İçimdeki kahraman

Herkes önce anne ve babasının sonra kendi kendinin kahramanı...

Muhalif. Özel / Emel Seçen

İçimdeki Deniz, filmi benim film arşivlerim arasında önemli yerdedir. Yönetmen, Alejandro Amenábar’ın, usta oyuncu Javier Bardem ile bizi öyle yerlere sürükler ki, adeta her replik bir felsefe ders konusudur.

Dört ödüllü, yerli mi yerli, güzel mi güzel, İTÜ Mühendisi ama matematiği, sanatın içine ustaca sokmuş, TV dışında ilk uzun metraj çalışması “İçimdeki Kahraman” filmi ile karşımızda. Beyoğlu Sinemasında, Perşembe günü gerçekleşen basın ön gösteriminde, şanslı üç kişiden biri olduğum için son derece mutluyum. Birebir röportaj yapma imkânı buldum. Hepsinden öte, tanışma. Genç Yönetmen, bizim kuşağın en güzel yansımalarını ;  mizah, karikatür ve perde ile buluşturuyor. Zor bir kurguyu, ustaca harmanlamış ve oldukça başarılı bir iş çıkmış. Yurt dışında “fazla yerli” bulundu iddiası ile Yönetmene, “şimdilik” geri dönüş olsa da bugünlerde 8.düzenlenen Balkan Panorama Film Festivalinde yarışıyor.

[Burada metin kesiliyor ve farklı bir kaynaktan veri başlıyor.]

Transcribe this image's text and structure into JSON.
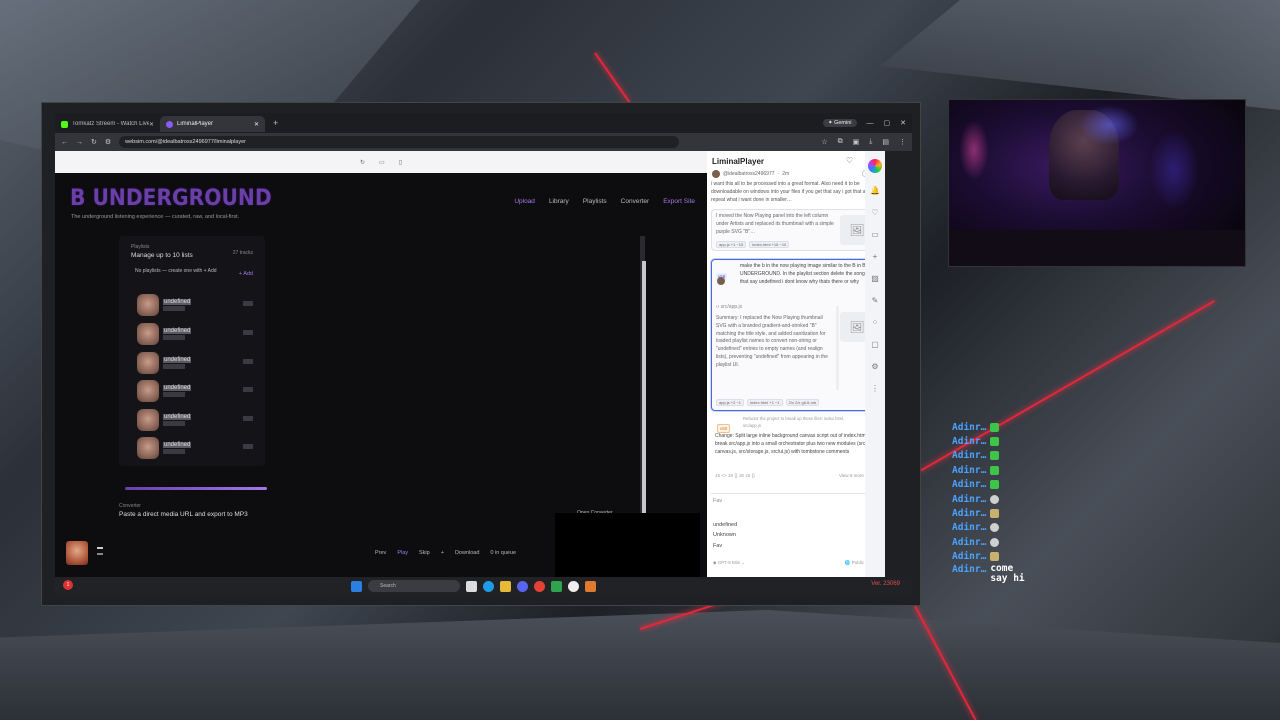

Bir kere film, son derece düşündürücü, keyfili, eğlenceli ve aslında kendi, kendine yüzleşme hikâyesi. Hangimiz, önce ailemizin kahramanı olmadık ki? Babalar günü yaklaşırken, babasının kahramanı Kahraman, babasının içindeki yeteneğinin tezahürü aslında. Netice itibari ile hepimiz genlerimiz kadar varız ve milyonlarca sperm arasından biz galip geldik. Vardır, elbet bir hikmeti de, acaba yetenekli miyiz? Elbette insanız önce farklı olmak zorundayız da, göründüğümüz kadar mıyız? Görünür olup, görünmeyen mi? Yoksa görünmez olup, görünmemek mi? İçine empati, yalınlık ve kendin olabilme hallerini safha safha sunan, gerçek bir Türk Filmi. Filmin sonunun oyun havası şeklinde bitmesi, kendi olmaya çalışan Kahraman’ın, kostümü ile deli sanılmasından çok ötelerde aslında. Netice itibari ile biz, toplum Aysel Gürel’i de sonra anladık. Zaten mesele anlamlandıramamakta değil mi, ilk önce.

Seni, olduğu gibi kabul etmeyene, neyi anlatacaksın? Aşk; ikili ilişkiden çıkıp, sevdiğin işi yapmaya kadar ve kaderini kendinin yazdığı, asla bir daha silinemeyen bir senaryo değil mi? Hele bizim gibi toplumlarda, gerçek yeteneklerin sistemsel yontulmalarla, ufalana ufalana kaç kuşaktan, kaç yiğit kaldığımızın, açık sunumu değil de, ne?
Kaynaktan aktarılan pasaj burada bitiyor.